Drug testing of horses involves the collection of samples, mostly blood and urine, and running them through sophisticated equipment to detect unauthorized substances.

But there is potentially another way. The fundamental principle of the biological passport is to monitor selected biological variables over time that indirectly reveal the effects of doping rather than trying to detect the doping substance or method itself.

In other words, the lab creates a biological record – the biological passport – of an individual athlete and then looks for changes outside of normal values. The changes can involve a number of biological processes, including changes in proteins, genes, and small molecules. Monitoring of these biomarkers could signal that a doping agent had been given to the athlete.
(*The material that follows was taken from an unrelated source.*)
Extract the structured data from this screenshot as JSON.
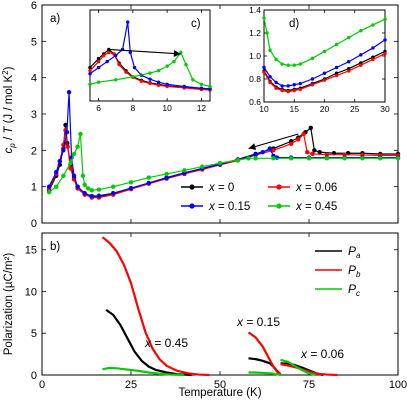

The research is being undertaken at the Ken Maddy Laboratory at the University of California, Davis, which undertakes drug testing for horses racing across the state on behalf of the regulator, the California Horse Racing Board.

The California Animal Health and Food Safety Laboratory System and the University of California Davis School of Veterinary Medicine recently appointed a second faculty chemist at the laboratory to lead its development of methods to combat emerging threats in horse racing, such as anabolic steroids and gene doping.

Dr Benjamin Moeller, an expert in biomarkers with a doctorate focused on equine anabolic steroids, will develop the infrastructure to maintain an equine program for athlete biological passports. This program was recently boosted with news that the US Jockey Club would provide annual grants of $US50,000 a year for at least two years.

California Horse Racing Board executive director Rick Baedeker said his organization’s aim around drug testing was to remain vigilant and state-of-the-art.

“So, we have doubled the number of out-of-competition tests at Del Mar [racetrack] this season and we are working with UC Davis to pursue the latest technologies for testing.”